Ils s’appellent Laure, Julien, Florine, Samuel, Marie ou Jordan. Ils sont 16, lauréats du concours de la résistance et de la déportation, qui à l’initiative du Conseil Général, ont participé du 20 au 28 août à un voyage de mémoire qui leur a permis de découvrir les camps nazis de Buchenwald, Dora, Ellrich et Harzungen. Cette rencontre avec l’Histoire a pris pour eux tout son sens grâce à Robert Carrière et Guy Marty, résistants déportés, qui ont accepté de revenir sur les lieux de leurs souffrances, pour raconter, expliquer et transmettre la réalité de l’horreur des camps de concentration nazis pour leur faire prendre conscience du prix de la Liberté.
Trois jours entiers ont été consacrés à ces lieux d’histoire et de mémoire en Allemagne. Ils ont été complétés en France par la visite de la nécropole de la Première armée française en Alsace, à Sigolsheim, ou Marcel Granier, président du Conseil Départemental de la Résistance, a rendu un bel hommage à ses copains de maquis, engagés comme lui dans l’armée française reconstituée, et tombés en Alsace pour la Libération de notre pays. Il y eut, enfin, la découverte de la maison d’Izieu, symbole dans notre pays des enfants juifs pourchassés et assassinés par la barbarie nazie.
Autant de temps de visite qui ont permis à tous les jeunes présents ont commencé à découvrir et à comprendre ce que les livres ne pourront jamais dire, ce que les films ne pourront pas montrer. C’est d’abord l’émotion brute des aînés que l’on retient, eux qui reviennent dans ces lieux, et qui, malgré toute l’affection qui leur est témoignée, restent seuls pour affronter le souvenir de leurs souffrances jamais oubliées. Pour tous les participants au voyage, ces moments restent et resteront gravés comme autant de leçons de dignité humaine, délivrées par des gens dont la modestie immense est à l’image de leur courage.
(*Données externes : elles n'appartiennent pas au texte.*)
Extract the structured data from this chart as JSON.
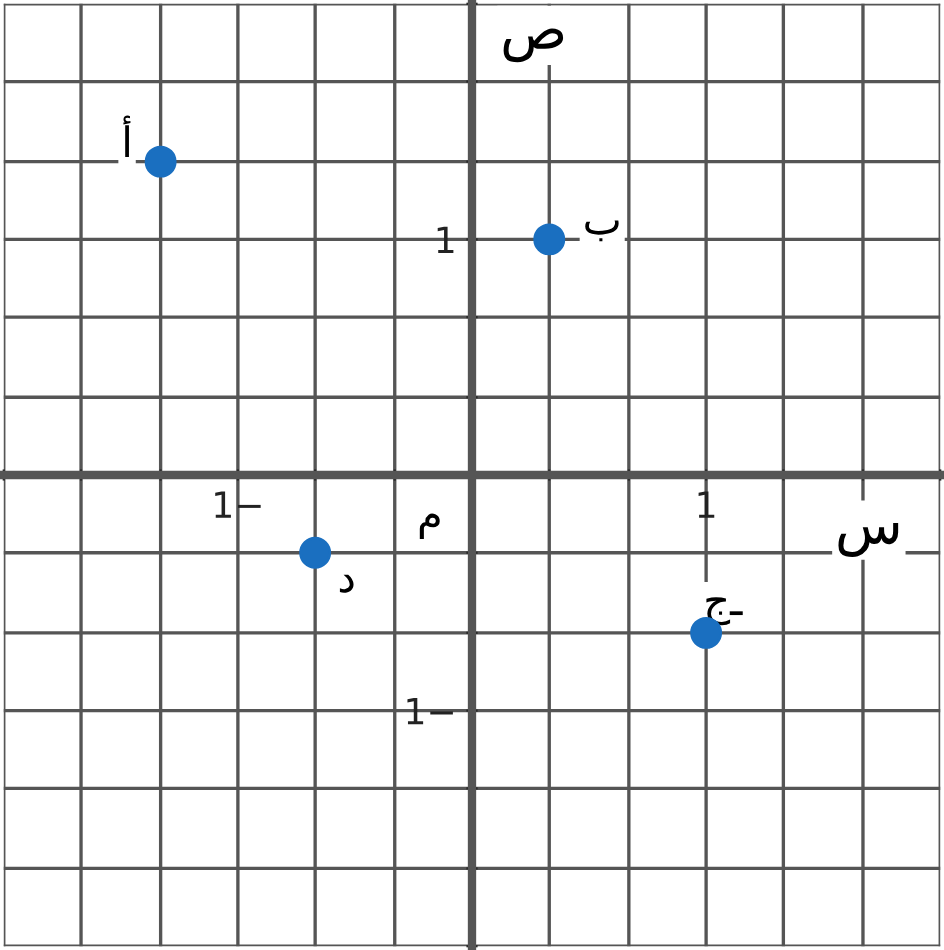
{
  "chart_data": {
    "type": "scatter",
    "xlabel": "س",
    "ylabel": "ص",
    "x": [
      -1.33,
      0.33,
      1,
      -0.67
    ],
    "values": [
      1.33,
      1,
      -0.67,
      -0.33
    ],
    "color": "#1a6fc0",
    "marker": "circle",
    "grid": true,
    "xlim": [
      -2,
      2
    ],
    "ylim": [
      -2,
      2
    ],
    "xticks": [
      {
        "value": -2,
        "label": null
      },
      {
        "value": -1.67,
        "label": null
      },
      {
        "value": -1.33,
        "label": null
      },
      {
        "value": -1,
        "label": "1−"
      },
      {
        "value": -0.67,
        "label": null
      },
      {
        "value": -0.33,
        "label": null
      },
      {
        "value": 0.33,
        "label": null
      },
      {
        "value": 0.67,
        "label": null
      },
      {
        "value": 1,
        "label": "1"
      },
      {
        "value": 1.33,
        "label": null
      },
      {
        "value": 1.67,
        "label": null
      },
      {
        "value": 2,
        "label": null
      }
    ],
    "yticks": [
      {
        "value": -2,
        "label": null
      },
      {
        "value": -1.67,
        "label": null
      },
      {
        "value": -1.33,
        "label": null
      },
      {
        "value": -1,
        "label": "1−"
      },
      {
        "value": -0.67,
        "label": null
      },
      {
        "value": -0.33,
        "label": null
      },
      {
        "value": 0.33,
        "label": null
      },
      {
        "value": 0.67,
        "label": null
      },
      {
        "value": 1,
        "label": "1"
      },
      {
        "value": 1.33,
        "label": null
      },
      {
        "value": 1.67,
        "label": null
      },
      {
        "value": 2,
        "label": null
      }
    ],
    "annotations": [
      {
        "text": "أ",
        "x": -1.33,
        "y": 1.33
      },
      {
        "text": "ب",
        "x": 0.33,
        "y": 1
      },
      {
        "text": "جـ",
        "x": 1,
        "y": -0.67
      },
      {
        "text": "د",
        "x": -0.67,
        "y": -0.33
      },
      "م"
    ]
  }
}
Mais il y a une chose, plus importante encore, que chacune et chacun aura retenu. C’est la force incroyable de nos aînés, cette force qui les anime encore aujourd’hui et leur permet soixante-cinq ans après, de poursuivre encore et toujours leur œuvre de mémoire en portant témoignage. Ce fut le cas de Robert Carrière à Dora, qui a su surmonter son émotion pour évoquer l’enfer de cette usine souterraine et de son camp sur la colline, afin de rendre hommage à ses camarades disparus. Ce fut le cas de Guy Marty, submergé par ses souvenirs à Ellrich au moment du dépôt de gerbe et de la minute de silence, mais qui, aidé et entouré par tous les jeunes a su trouver la force nécessaire pour expliquer avec des mots très simples et très forts sa vie de détenu concentrationnaire.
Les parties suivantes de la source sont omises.